Insurers have lost money through public exchange plans primarily because they priced the plans too low in 2014 and 2015, experts say. For example, Highmark said in April that it lost $590 million on its public exchange business in 2015.

But while some insurers had factored future risk corridor payments into their exchange plan pricing, that's not a major reason some have lost so much on the exchanges, sources said. They priced poorly with the limited data they had available, source said.

Plus some large health insurers were skeptical of the risk corridor program early on, said Chris Sloan, Washington-based senior manager at consultant Avalere Health. Still, co-ops relied heavily on the payments as they had no other lines of business to help offset losses, he said.

If the lawsuits fail and insurers don't receive the risk corridor payments they are owed, it could affect their bottom line and “make it harder for them to continue to participate” in the exchange market, Mr.
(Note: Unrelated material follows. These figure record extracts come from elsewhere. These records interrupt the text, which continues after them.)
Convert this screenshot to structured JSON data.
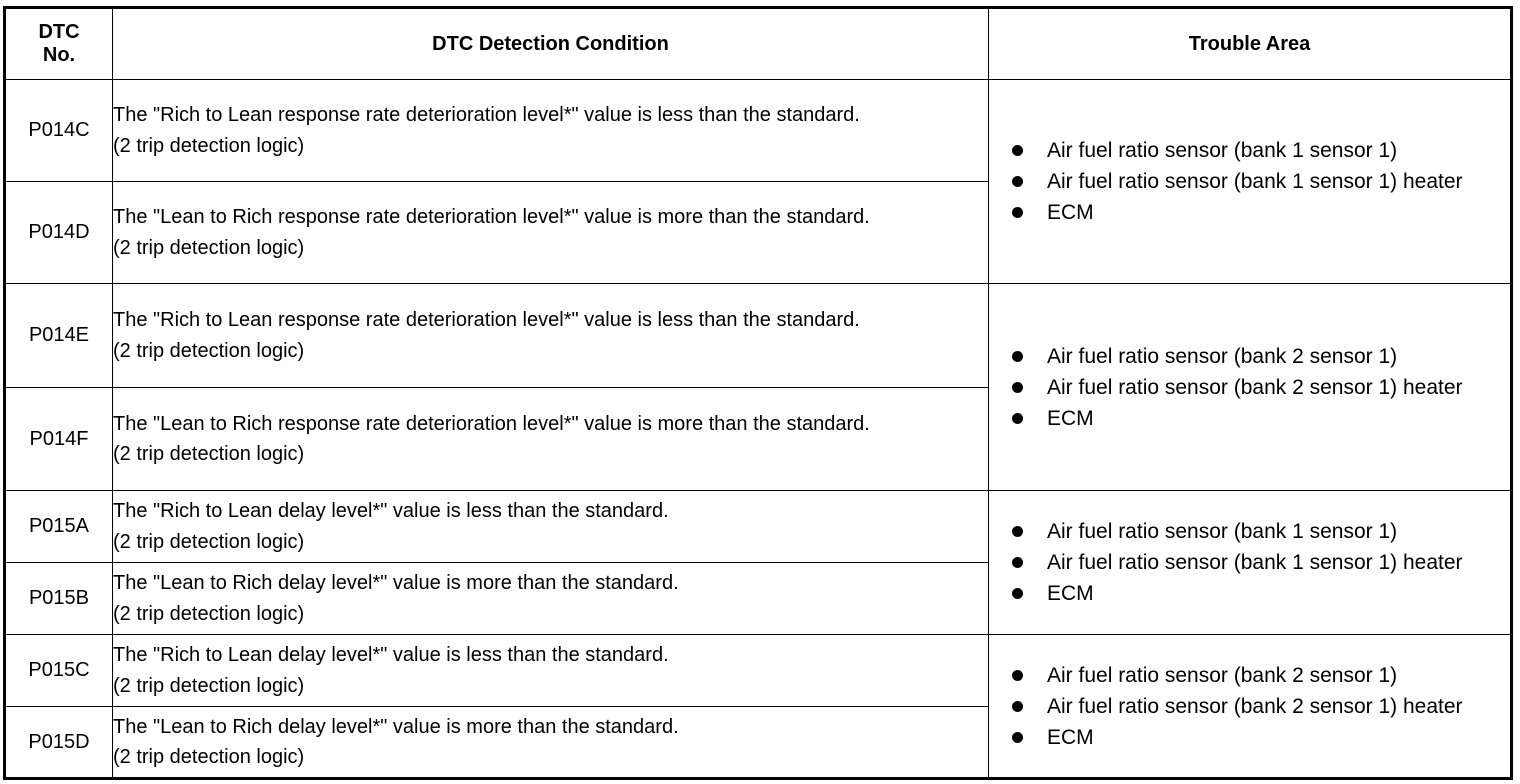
{
  "header": {
    "dtc_no": "DTC No.",
    "condition": "DTC Detection Condition",
    "trouble_area": "Trouble Area"
  },
  "rows": [
    {
      "code": "P014C",
      "condition": "The \"Rich to Lean response rate deterioration level*\" value is less than the standard.",
      "note": "(2 trip detection logic)"
    },
    {
      "code": "P014D",
      "condition": "The \"Lean to Rich response rate deterioration level*\" value is more than the standard.",
      "note": "(2 trip detection logic)"
    },
    {
      "code": "P014E",
      "condition": "The \"Rich to Lean response rate deterioration level*\" value is less than the standard.",
      "note": "(2 trip detection logic)"
    },
    {
      "code": "P014F",
      "condition": "The \"Lean to Rich response rate deterioration level*\" value is more than the standard.",
      "note": "(2 trip detection logic)"
    },
    {
      "code": "P015A",
      "condition": "The \"Rich to Lean delay level*\" value is less than the standard.",
      "note": "(2 trip detection logic)"
    },
    {
      "code": "P015B",
      "condition": "The \"Lean to Rich delay level*\" value is more than the standard.",
      "note": "(2 trip detection logic)"
    },
    {
      "code": "P015C",
      "condition": "The \"Rich to Lean delay level*\" value is less than the standard.",
      "note": "(2 trip detection logic)"
    },
    {
      "code": "P015D",
      "condition": "The \"Lean to Rich delay level*\" value is more than the standard.",
      "note": "(2 trip detection logic)"
    }
  ],
  "areas": [
    {
      "items": [
        "Air fuel ratio sensor (bank 1 sensor 1)",
        "Air fuel ratio sensor (bank 1 sensor 1) heater",
        "ECM"
      ]
    },
    {
      "items": [
        "Air fuel ratio sensor (bank 2 sensor 1)",
        "Air fuel ratio sensor (bank 2 sensor 1) heater",
        "ECM"
      ]
    },
    {
      "items": [
        "Air fuel ratio sensor (bank 1 sensor 1)",
        "Air fuel ratio sensor (bank 1 sensor 1) heater",
        "ECM"
      ]
    },
    {
      "items": [
        "Air fuel ratio sensor (bank 2 sensor 1)",
        "Air fuel ratio sensor (bank 2 sensor 1) heater",
        "ECM"
      ]
    }
  ]
}
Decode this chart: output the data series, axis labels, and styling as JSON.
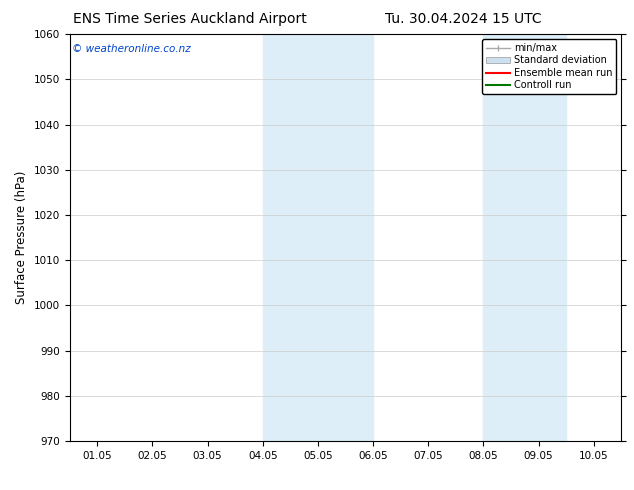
{
  "title_left": "ENS Time Series Auckland Airport",
  "title_right": "Tu. 30.04.2024 15 UTC",
  "ylabel": "Surface Pressure (hPa)",
  "ylim": [
    970,
    1060
  ],
  "yticks": [
    970,
    980,
    990,
    1000,
    1010,
    1020,
    1030,
    1040,
    1050,
    1060
  ],
  "xtick_labels": [
    "01.05",
    "02.05",
    "03.05",
    "04.05",
    "05.05",
    "06.05",
    "07.05",
    "08.05",
    "09.05",
    "10.05"
  ],
  "shaded_bands": [
    {
      "xmin": 3.0,
      "xmax": 5.0,
      "color": "#ddeef8"
    },
    {
      "xmin": 7.0,
      "xmax": 8.5,
      "color": "#ddeef8"
    }
  ],
  "watermark": "© weatheronline.co.nz",
  "watermark_color": "#0044cc",
  "background_color": "#ffffff",
  "legend_minmax_color": "#aaaaaa",
  "legend_std_color": "#cce0f0",
  "legend_ens_color": "#ff0000",
  "legend_ctrl_color": "#007700",
  "tick_label_fontsize": 7.5,
  "title_fontsize": 10,
  "ylabel_fontsize": 8.5
}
Bagley said.

Despite the insurer lawsuits, I don't think these risk corridor payments will affect insurer participation going forward,” said Larry Levitt, Menlo Park, California-based senior vice president of the Kaiser Family Foundation.

Suing for the risk corridor payments is “more about trying to rebuild their surpluses,” Mr. Levitt said.

Some said they expect more insurers to sue over the payments.

“There's money on the table, Mr. Bagley said. “Why wouldn't you file suit?”